I.Y. v. Pembridge Insurance Company (18-006724)

The claimant sought removal from the MIG, and entitlement to various medical benefits and cost of examinations. The insurer, in addition to opposing the claims, argued that the claimant failed to comply with section 33 requests, and sought costs. Adjudicator Ferguson concluded that the claimant had failed to comply with the numerous requests under section 33, and also had failed to provide a reasonable explanation for doing so. Adjudicator Ferguson noted that an explanation for non-compliance must be provided promptly after the reason for inability to provide information is known. Adjudicator Ferguson saw no reason why the claimant could not comply with the requests, and he found no evidence that either the claimant or his counsel attempted to work with the insurer over the course of the claim to gather the information. Adjudicator Ferguson also awarded the insurer costs in the amount of $250, noting that the claimant’s submissions and behaviour “so strain credibility and credulity that they do not support any contention that they are reasonable, good faith contentions, and the proceeding has wastefully consumed … time and resources.

Economical Mutual Insurance Company v. A.S. (19-001820)
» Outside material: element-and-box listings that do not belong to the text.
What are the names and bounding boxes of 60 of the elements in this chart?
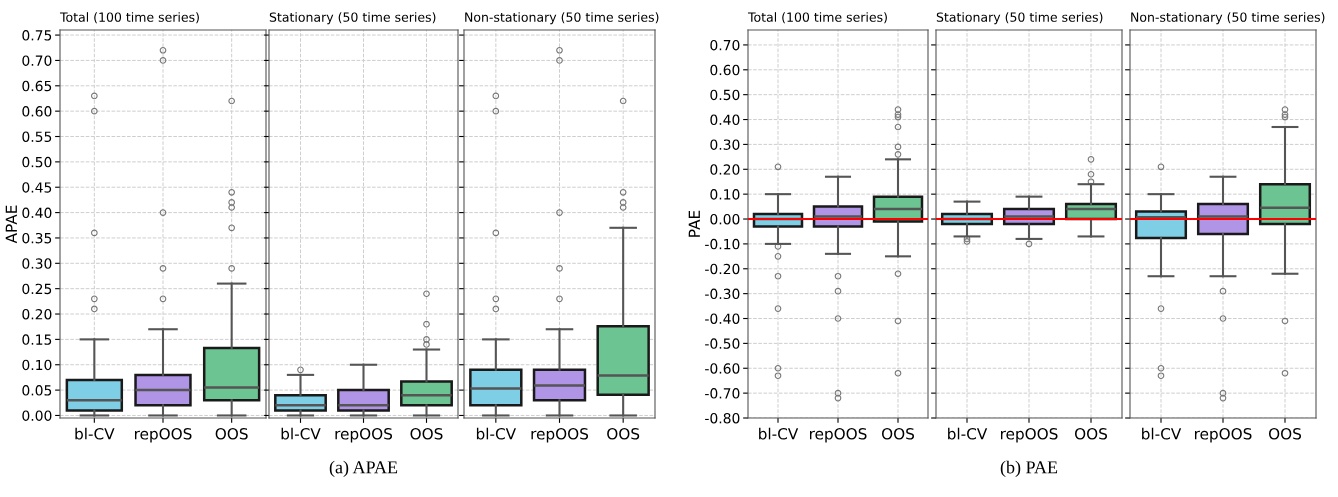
y-tick-label: 0.15 <box>22 334 52 345</box>
x-tick-label: OOS <box>410 427 443 440</box>
x-tick-label: repOOS <box>1000 427 1058 443</box>
y-tick-label: 0.10 <box>22 359 52 371</box>
x-tick-label: bl-CV <box>281 427 321 440</box>
x-tick-label: repOOS <box>335 427 393 443</box>
y-tick-label: 0.70 <box>22 55 52 66</box>
y-axis-title: APAE <box>5 205 17 244</box>
y-tick-label: 0.60 <box>710 64 740 76</box>
y-tick-label: 0.50 <box>710 89 740 101</box>
y-tick-label: 0.65 <box>22 80 52 92</box>
y-tick-label: -0.10 <box>705 238 740 250</box>
x-tick-label: repOOS <box>134 427 192 443</box>
y-tick-label: 0.70 <box>710 39 740 51</box>
y-tick-label: 0.20 <box>22 308 52 320</box>
y-tick-label: -0.60 <box>705 363 740 374</box>
y-tick-label: 0.35 <box>22 232 52 244</box>
chart-title: Non-stationary (50 time series) <box>465 12 659 25</box>
y-tick-label: 0.40 <box>710 114 740 126</box>
y-tick-label: 0.25 <box>22 283 52 295</box>
y-tick-label: 0.55 <box>22 131 52 142</box>
text: (a) APAE <box>329 460 398 478</box>
text: (b) PAE <box>1000 460 1058 478</box>
y-axis-title: PAE <box>688 210 700 237</box>
x-tick-label: OOS <box>1268 427 1302 440</box>
y-tick-label: -0.70 <box>705 388 740 399</box>
x-tick-label: repOOS <box>1194 427 1252 443</box>
x-tick-label: bl-CV <box>476 427 516 440</box>
x-tick-label: OOS <box>607 427 640 440</box>
chart-title: Stationary (50 time series) <box>269 12 436 25</box>
y-tick-label: 0.60 <box>22 106 52 117</box>
y-tick-label: 0.00 <box>22 410 52 421</box>
y-tick-label: 0.75 <box>22 30 52 41</box>
y-tick-label: 0.20 <box>710 164 740 175</box>
y-tick-label: 0.45 <box>22 182 52 193</box>
y-tick-label: -0.40 <box>705 313 740 324</box>
y-tick-label: -0.80 <box>705 412 740 424</box>
y-tick-label: 0.00 <box>710 213 740 225</box>
y-tick-label: -0.20 <box>705 263 740 275</box>
y-tick-label: 0.10 <box>710 189 740 200</box>
x-tick-label: repOOS <box>531 427 589 443</box>
y-tick-label: 0.30 <box>710 139 740 150</box>
x-tick-label: repOOS <box>809 427 867 443</box>
chart-title: Total (100 time series) <box>747 12 887 24</box>
x-tick-label: OOS <box>1074 427 1108 440</box>
x-tick-label: bl-CV <box>75 427 115 440</box>
x-tick-label: bl-CV <box>948 427 988 440</box>
chart-title: Total (100 time series) <box>59 12 199 24</box>
y-tick-label: -0.30 <box>705 288 740 300</box>
y-tick-label: 0.05 <box>22 385 52 396</box>
x-tick-label: OOS <box>881 427 915 440</box>
y-tick-label: 0.30 <box>22 258 52 269</box>
x-tick-label: bl-CV <box>1142 427 1182 440</box>
chart-title: Non-stationary (50 time series) <box>1131 12 1325 25</box>
x-tick-label: OOS <box>215 427 248 440</box>
x-tick-label: bl-CV <box>759 427 799 440</box>
y-tick-label: 0.40 <box>22 207 52 219</box>
chart-title: Stationary (50 time series) <box>936 12 1103 25</box>
y-tick-label: 0.50 <box>22 156 52 168</box>
y-tick-label: -0.50 <box>705 338 740 349</box>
The insurer applied to the LAT for repayment of IRBs, and also for a determination on the claimant’s entitlement to further IRBs, the application of a section 33 suspension, and whether the claimant sustained a catastrophic impairment. Adjudicator Boyce held that the insurer could not bring an application related to IRB entitlement, section 33 suspension, or a catastrophic impairment, but could proceed with the request for repayment. He reasoned that the Tribunal only had jurisdiction once there was a dispute between the parties. The insurer’s determination regarding IRBs, section 33, and a catastrophic impairment was not equivalent to a “dispute” or “disagreement.” The claimant could, potentially, agree with the determinations and abide by the decisions. The insurer was permitted to proceed with the request for repayment, but the remainder of the issues were dismissed.

F.A. v. Wawanesa Mutual Insurance Company (18-008453)

The claimant sought entitlement to IRBs. The insurer argued that the claimant failed to provide relevant records requested under section 33, including pre-accident income documentation, employment file, and post-accident income records. The insurer also argued that the claimant’s revocation of the right to conduct a paper IE was non-compliance with IE attendance. Adjudicator Chakravarti concluded that most of the insurer’s documentation requests were reasonable and that the claimant’s entitlement to IRBs was suspended in accordance with section 33. She also held that the claimant failed to participate in an IE by revoking consent for assessors to conduct a paper IE.

K.B. v. Aviva General Insurance (18-011950)

The Tribunal addressed three preliminary issues in this decision: whether the claimant’s failure to attend an IE barred the dispute for a chronic pain assessment and IRBs, whether the claimant’s failure to submit documentation resulted in a section 33 suspension, and whether the insurer was entitled to repayment of IRBs. Adjudicator Norris held that failure to comply with section 33 did not bar the application, but could result in non-payment following the hearing on the merits. He also noted that failure to submit an OCF-2 was not fatal to an IRB claim and was not necessary for an application for IRBs. The claimant’s failure to attend an IE barred the dispute for a chronic pain assessment. It did not bar the IRB claim because the missed IE was not scheduled in relation to IRBs. The issue of repayment was deferred to the main hearing.